Here are a some benchmarks to support these takeaways:
Computing bucket index
HistogramBenchmark (source): characterizes bucket indexing times while trying to control against things unlikely to occur recording each measurement. The exponential histograms in this example use a max scale of 0 to control against different scales impacting results. Summary of most relevant results:
Benchmark (aggregation) (valueGen) Mode Cnt Score Error Units
HistogramBenchmark.aggregate_5Threads EXPLICIT_DEFAULT_BUCKET GAUSSIAN_LATENCY avgt 10 38317.681 ± 333.509 ns/op
HistogramBenchmark.aggregate_5Threads EXPLICIT_SINGLE_BUCKET GAUSSIAN_LATENCY avgt 10 27149.226 ± 412.018 ns/op
HistogramBenchmark.aggregate_5Threads EXPONENTIAL_SMALL_CIRCULAR_BUFFER GAUSSIAN_LATENCY avgt 10 27005.325 ± 1958.334 ns/op
HistogramBenchmark.aggregate_5Threads EXPONENTIAL_CIRCULAR_BUFFER GAUSSIAN_LATENCY avgt 10 26878.814 ± 306.520 ns/op
ExponentialHistogramIndexerBenchmark (source): characterizes the difference in time to compute exponential bucket indexes when scale is positive, negative, or zero. Real applications perform much more work when recording a measurement (e.g. build attributes, find relevant timeseries for attributes, aggregate parts of the histogram like sum, min, max, etc) so the difference will be much less pronounced. This benchmark zooms in on the difference between computing bucket index with a logarithm vs. bitshifting. Summary of most relevant results:
Benchmark (scale) Mode Cnt Score Error Units
ExponentialHistogramIndexerBenchmark.computeIndex 1 avgt 5 137272.227 ± 12231.299 ns/op
ExponentialHistogramIndexerBenchmark.computeIndex 0 avgt 5 15225.018 ± 448.921 ns/op
ExponentialHistogramIndexerBenchmark.computeIndex -1 avgt 5 15376.533 ± 527.138 ns/op
Memory allocation
HistogramCollectBenchmark (source): characterizes the memory allocation associated with collecting from different histogram aggregations, showing differences between exponential bucket vs. explicit bucket and cumulative vs. delta. Summary of most relevant results:
Benchmark (aggregationGenerator) (aggregationTemporality) Mode Cnt Score Error Units
HistogramCollectBenchmark.recordAndCollect:·gc.alloc.rate.norm EXPLICIT_BUCKET_HISTOGRAM DELTA ss 5 26925732.800 ± 433897.702 B/op
HistogramCollectBenchmark.recordAndCollect:·gc.alloc.rate.norm EXPLICIT_BUCKET_HISTOGRAM CUMULATIVE ss 5 31928064.000 ± 214185.867 B/op
HistogramCollectBenchmark.recordAndCollect:·gc.alloc.rate.norm DEFAULT_EXPONENTIAL_BUCKET_HISTOGRAM DELTA ss 5 30989452.800 ± 784163.837 B/op
HistogramCollectBenchmark.recordAndCollect:·gc.alloc.rate.norm DEFAULT_EXPONENTIAL_BUCKET_HISTOGRAM CUMULATIVE ss 5 30526232.000 ± 847271.704 B/op
HistogramCollectBenchmark.recordAndCollect:·gc.alloc.rate.norm ZERO_MAX_SCALE_EXPONENTIAL_BUCKET_HISTOGRAM DELTA ss 5 20794800.000 ± 450113.512 B/op
HistogramCollectBenchmark.recordAndCollect:·gc.alloc.rate.norm ZERO_MAX_SCALE_EXPONENTIAL_BUCKET_HISTOGRAM CUMULATIVE ss 5 20323672.000 ± 515137.009 B/op
In summary, I can't find any reason to recommend using explicit bucket histograms over exponential histograms on the basis of performance in the java implementation. I don't think there are any performance reasons to hold stabilizing exponential histograms.

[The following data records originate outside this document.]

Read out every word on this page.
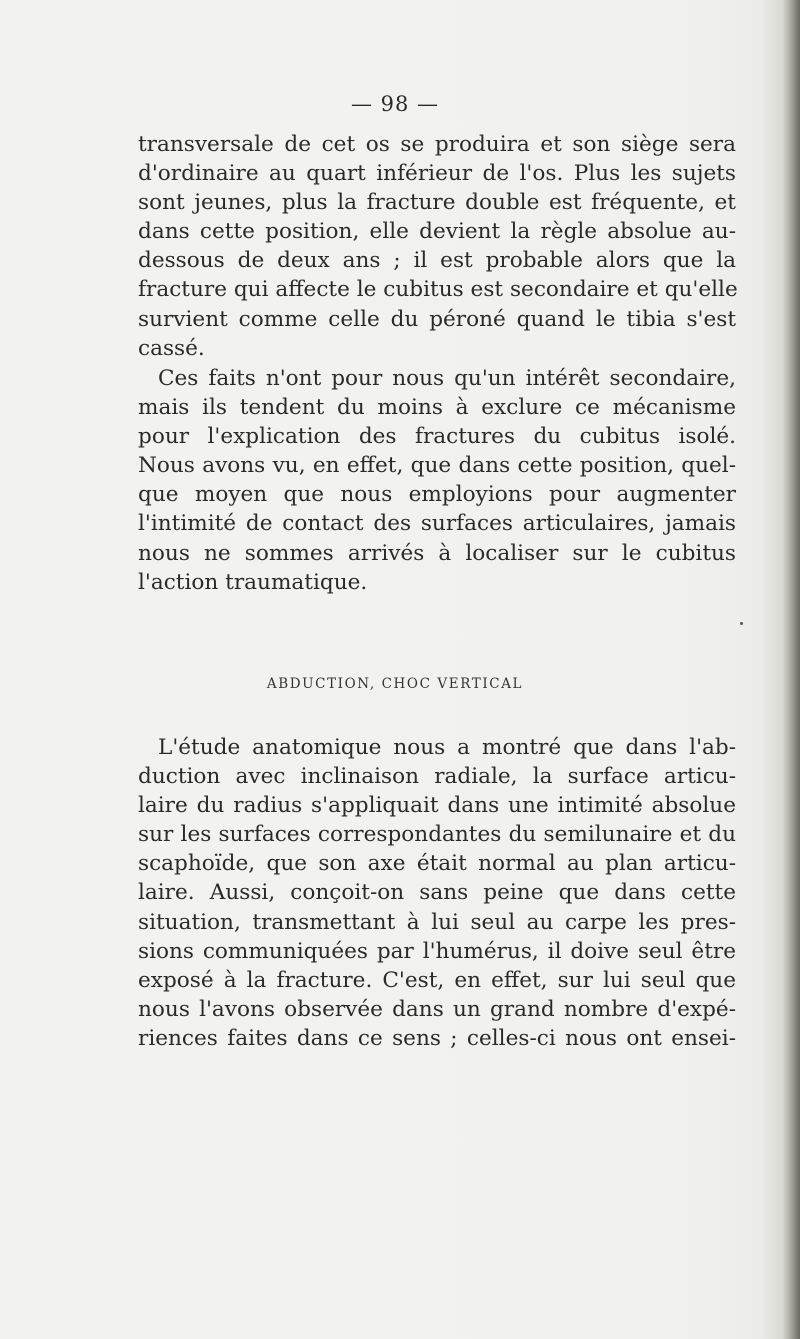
— 98 —
transversale de cet os se produira et son siège sera
d'ordinaire au quart inférieur de l'os. Plus les sujets
sont jeunes, plus la fracture double est fréquente, et
dans cette position, elle devient la règle absolue au-
dessous de deux ans ; il est probable alors que la
fracture qui affecte le cubitus est secondaire et qu'elle
survient comme celle du péroné quand le tibia s'est
cassé.
Ces faits n'ont pour nous qu'un intérêt secondaire,
mais ils tendent du moins à exclure ce mécanisme
pour l'explication des fractures du cubitus isolé.
Nous avons vu, en effet, que dans cette position, quel-
que moyen que nous employions pour augmenter
l'intimité de contact des surfaces articulaires, jamais
nous ne sommes arrivés à localiser sur le cubitus
l'action traumatique.
ABDUCTION, CHOC VERTICAL
L'étude anatomique nous a montré que dans l'ab-
duction avec inclinaison radiale, la surface articu-
laire du radius s'appliquait dans une intimité absolue
sur les surfaces correspondantes du semilunaire et du
scaphoïde, que son axe était normal au plan articu-
laire. Aussi, conçoit-on sans peine que dans cette
situation, transmettant à lui seul au carpe les pres-
sions communiquées par l'humérus, il doive seul être
exposé à la fracture. C'est, en effet, sur lui seul que
nous l'avons observée dans un grand nombre d'expé-
riences faites dans ce sens ; celles-ci nous ont ensei-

I support the call to stabilize the exponential histogram as we have it. I agree there are probably useful additions that we can find, but we should be able to make them from where we are. @gouthamve any comment?
@jack-berg
Real applications perform much more work when recording a measurement (e.g. build attributes, find relevant timeseries for attributes, aggregate parts of the histogram like sum, min, max, etc) so the difference will be much less pronounced.
Your results showed a computation time of 7-8ns (results divided by the number of repetitions = 2000) for indexers which are not based on the logarithm (scale = 0, -1). Our benchmarks (see https://github.com/open-telemetry/opentelemetry-specification/issues/2987#issuecomment-1331725589) showed that fast histogram implementations like DDSketch or DynaHist achieve insertion times (including updating min/max, checking for NaNs, and resizing arrays for counting) that are below 10ns. You got 68ns for just the log-based index computation (index = 1). I am not sure if this overhead can really be neglected in practice.

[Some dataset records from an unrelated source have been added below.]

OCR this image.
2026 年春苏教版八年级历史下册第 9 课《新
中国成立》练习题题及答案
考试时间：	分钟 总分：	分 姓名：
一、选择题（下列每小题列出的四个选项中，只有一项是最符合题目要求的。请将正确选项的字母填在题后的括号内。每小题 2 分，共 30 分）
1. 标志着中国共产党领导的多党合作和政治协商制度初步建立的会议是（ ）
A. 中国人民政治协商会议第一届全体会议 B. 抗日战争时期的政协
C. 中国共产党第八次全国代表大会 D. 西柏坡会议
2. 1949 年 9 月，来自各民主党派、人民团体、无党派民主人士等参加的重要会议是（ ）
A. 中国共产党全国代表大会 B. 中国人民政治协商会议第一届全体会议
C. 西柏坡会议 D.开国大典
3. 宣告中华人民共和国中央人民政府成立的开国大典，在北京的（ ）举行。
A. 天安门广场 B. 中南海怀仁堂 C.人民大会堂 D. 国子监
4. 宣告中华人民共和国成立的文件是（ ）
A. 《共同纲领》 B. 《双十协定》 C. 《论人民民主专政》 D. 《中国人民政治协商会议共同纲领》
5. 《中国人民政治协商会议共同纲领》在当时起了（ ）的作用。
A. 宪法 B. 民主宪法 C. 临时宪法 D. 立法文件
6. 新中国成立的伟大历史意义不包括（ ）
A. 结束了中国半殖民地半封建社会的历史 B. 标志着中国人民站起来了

I would add a similar comment. The benchmarks that I did in Go show the logarithm costing in the 10-20ns range, while a table lookup could save half of that cost. That's why the other costs associated with the histogram data structure outweigh the benefits of table lookup, to me.
@oertl are you suggesting the design of exponential histograms be adjusted in some way before stabilizing?
Here's how I see it:
- The vast majority of applications won't care about the performance of the log approach. As slow as the log approach is relative to the bit shifting and table lookup approaches, it's still just one
log
call and 68ns. - SDKs can choose to cater to the small slice of users that care by offering better performing indexing implementation when the scale allows it. I.e. log method when scale > 10; table lookup method when 10 >= scale > 0; bit shifting method when scale <= 0.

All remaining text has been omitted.